Analytics should be used only when they are useful to your work. This may not always be the case. Example: I never use a colander because I find it difficult to clean. For me, the benefits of the colander’s ability to filter well are outweighed by the extra cost of extra cleaning work.
This presentation was actually created in June 2020, but I’m pretending that the date is January 2020 because this makes the examples more logical.
Assistance for this presentation came from a number of people in the HPEd and PA programs at MGHIHP.
This presentation was created for the students of the MS and PhD programs in HPEd (health professions education) at MGHIHP.
The data and results used in this presentation were all fabricated for illustrative purposes. But they are reflective of true examples.
Here are some questions to consider:
How can predictive/learning analytics help you in your own work as an educator or at your organization/institution? What predictions would be useful for you to make?
How can you leverage data that your institution already collects (or that it is well-positioned to collect) using predictive analytic methods?

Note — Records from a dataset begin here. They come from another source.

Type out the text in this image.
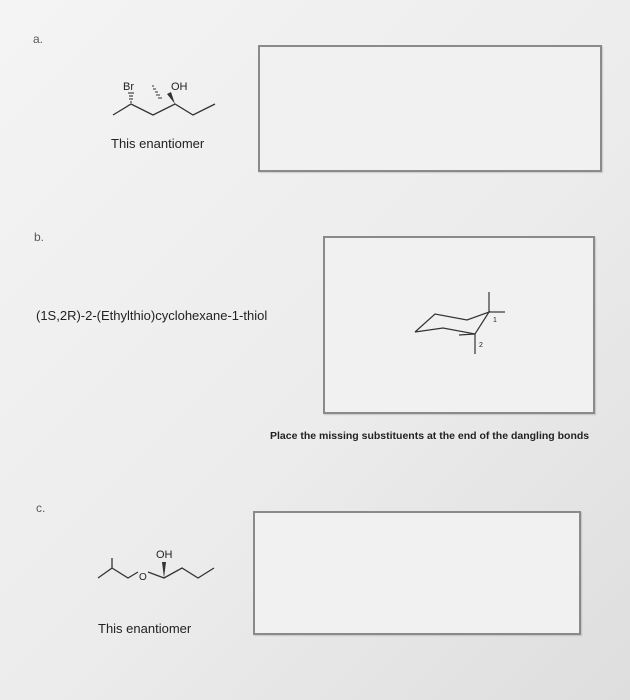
a.
Br	OH
This enantiomer
b.
(1S,2R)-2-(Ethylthio)cyclohexane-1-thiol	1
2
Place the missing substituents at the end of the dangling bonds
c.
O
OH
This enantiomer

What would be the benefits and detriments of incorporating predictive analytics into your institution’s practices and processes?
Could predictive analysis complement any already-ongoing initiatives at your institution?
What would the ethical implications be of using predictive analytics at your institution? Would it cause unfair discrimination against particular learners? Would it help level the playing field for all learners?